My parents had an old 50-60’s vintage Sunbeam (I think??) toaster that worked pretty well…when it worked. It had a sensor that reacted to the IR radiation coming from the bread, so it gave a fairly consistent toast. It should be possible to do this better with modern IR thermometer techniques, but making the electronics survive inside the toaster might be an issue.

There was a big problem with the above toaster, as it used bimetal actuators to raise and lower the toast. The weight of one slice of bread worked a switch that turned on the elements, and the contacts on that switch were not very reliable…so you often had to try multiple times to get it to accept the bread.

This is it:

The lettering on the righthand slot tells you that this is the side that has the aforementioned switch, so you have to use that side if only making one slice.

Using a sensor to detect the color of the toast would be racist.

What about toasters of colour, then? BTW, here is a top ten for your viewing pleasure. Note that none of them are $30 toasters as noted upthread

There’s also the issue that colors don’t actually indicate the desired level of doneness. People want some particular flavor and texture from their toast, not a particular color, and the correlation between the two depends on the kind of bread. For instance, whole wheat bread will start off darker than white bread, but will take a very long time to darken further in a toaster: Perfectly-toasted whole wheat bread is likely to not look very different from fresh.

There’s toasters with transparent sides. If you know the desired amount of browning for your bread, just look.

(Bolding mine)

That’s what I do.
I buy the same brand of bread, store it in the freezer, put it straight from the freezer into the toaster, use the same setting on my toaster … and it comes out identical every time.

Every toaster I’ve ever used has had a glass front door so you can look and see the progress of the toast and stop it before it gets too dark.

This might be the kind of case where maybe the really old-fashioned way of doing things was better, and all the modern tech doesn’t help much.

You should get a toaster like this one.

Well, yeah, you’ll have to stand there and watch your toast with an eagle-eye while it cooks, and turn it over at just the right moment, and take it out at just the right moment. But that’s sort of just what WhyNot is suggesting, above. You’ll get your toast just as perfect as you want it, every time. As long as you pay attention and don’t get distracted.

I use a toaster oven for all of my toasting. I can fit four to five slices of bread in it and the glass door means I can get a good look at the toast as it cooks. If the toaster is cold, I find turning it to medium, letting it go off then flipping all the toast and setting it just less than “light” gets me some really nice toast. A warm toaster is probably done without flipping or turning the nob as high. It’s pretty consistent as long as I keep track of the variables, and even if there are unknowns like frozen bread, I can still look in to check on it. Good toast every time.
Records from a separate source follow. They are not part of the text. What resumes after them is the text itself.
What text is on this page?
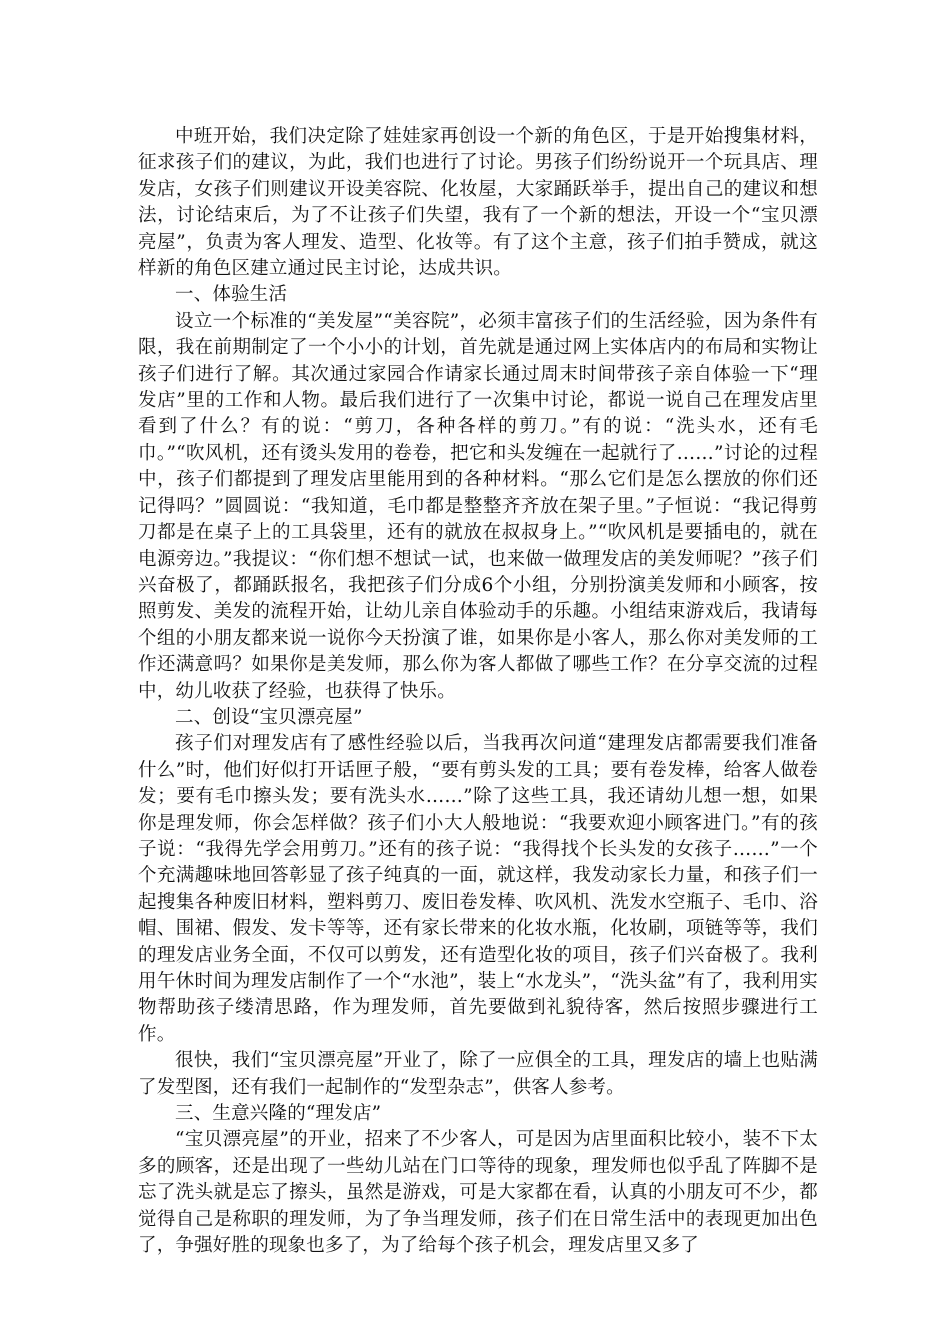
中班开始，我们决定除了娃娃家再创设一个新的角色区，于是开始搜集材料，征求孩子们的建议，为此，我们也进行了讨论。男孩子们纷纷说开一个玩具店、理发店，女孩子们则建议开设美容院、化妆屋，大家踊跃举手，提出自己的建议和想法，讨论结束后，为了不让孩子们失望，我有了一个新的想法，开设一个“宝贝漂亮屋”，负责为客人理发、造型、化妆等。有了这个主意，孩子们拍手赞成，就这样新的角色区建立通过民主讨论，达成共识。

一、体验生活

设立一个标准的“美发屋”“美容院”，必须丰富孩子们的生活经验，因为条件有限，我在前期制定了一个小小的计划，首先就是通过网上实体店内的布局和实物让孩子们进行了解。其次通过家园合作请家长通过周末时间带孩子亲自体验一下“理发店”里的工作和人物。最后我们进行了一次集中讨论，都说一说自己在理发店里看到了什么？有的说：“剪刀，各种各样的剪刀。”有的说：“洗头水，还有毛巾。”“吹风机，还有烫头发用的卷卷，把它和头发缠在一起就行了……”讨论的过程中，孩子们都提到了理发店里能用到的各种材料。“那么它们是怎么摆放的你们还记得吗？”圆圆说：“我知道，毛巾都是整整齐齐放在架子里。”子恒说：“我记得剪刀都是在桌子上的工具袋里，还有的就放在叔叔身上。”“吹风机是要插电的，就在电源旁边。”我提议：“你们想不想试一试，也来做一做理发店的美发师呢？”孩子们兴奋极了，都踊跃报名，我把孩子们分成6个小组，分别扮演美发师和小顾客，按照剪发、美发的流程开始，让幼儿亲自体验动手的乐趣。小组结束游戏后，我请每个组的小朋友都来说一说你今天扮演了谁，如果你是小客人，那么你对美发师的工作还满意吗？如果你是美发师，那么你为客人都做了哪些工作？在分享交流的过程中，幼儿收获了经验，也获得了快乐。

二、创设“宝贝漂亮屋”

孩子们对理发店有了感性经验以后，当我再次问道“建理发店都需要我们准备什么”时，他们好似打开话匣子般，“要有剪头发的工具；要有卷发棒，给客人做卷发；要有毛巾擦头发；要有洗头水……”除了这些工具，我还请幼儿想一想，如果你是理发师，你会怎样做？孩子们小大人般地说：“我要欢迎小顾客进门。”有的孩子说：“我得先学会用剪刀。”还有的孩子说：“我得找个长头发的女孩子……”一个个充满趣味地回答彰显了孩子纯真的一面，就这样，我发动家长力量，和孩子们一起搜集各种废旧材料，塑料剪刀、废旧卷发棒、吹风机、洗发水空瓶子、毛巾、浴帽、围裙、假发、发卡等等，还有家长带来的化妆水瓶，化妆刷，项链等等，我们的理发店业务全面，不仅可以剪发，还有造型化妆的项目，孩子们兴奋极了。我利用午休时间为理发店制作了一个“水池”，装上“水龙头”，“洗头盆”有了，我利用实物帮助孩子缕清思路，作为理发师，首先要做到礼貌待客，然后按照步骤进行工作。

很快，我们“宝贝漂亮屋”开业了，除了一应俱全的工具，理发店的墙上也贴满了发型图，还有我们一起制作的“发型杂志”，供客人参考。

三、生意兴隆的“理发店”

“宝贝漂亮屋”的开业，招来了不少客人，可是因为店里面积比较小，装不下太多的顾客，还是出现了一些幼儿站在门口等待的现象，理发师也似乎乱了阵脚不是忘了洗头就是忘了擦头，虽然是游戏，可是大家都在看，认真的小朋友可不少，都觉得自己是称职的理发师，为了争当理发师，孩子们在日常生活中的表现更加出色了，争强好胜的现象也多了，为了给每个孩子机会，理发店里又多了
I had no idea there was such a problem as this. I like my toast to be slightly crunchy, a tiny bit brown on the outside but hot all the way through so that the butter melts immediately and soaks in. But I never really thought about how the toaster accomplishes this amazing feat. Now I want toast.

This might be a difference of language-- what country are you from? In the US, the word “toaster” refers to an appliance that doesn’t have a door at all, just a couple of slots in the top each big enough for one slice of bread. It sounds like you’re describing what we Yanks call a “toaster oven”.

Toast has never confounded me to such an extent. I have the cheapest pop-up toaster Target had on the shelf 15 years ago and I’d score pretty high on consistency if it were a sport to be judged. The secret is… it’s not hard to see down in there. I let it cook for a minute or two then check it. If it starts to look too brown, I pull the lever up. If it pops up and it’s not brown enough, I push the lever back down.

Perhaps you missed it, but there was quite a hijack in this thread http://boards.straightdope.com/sdmb/showthread.php?t=776056&highlight=toast* about toast made in toaster ovens vice in vertical slot toasters. See post #9 et seq. Several people had never heard of the other device for making toast.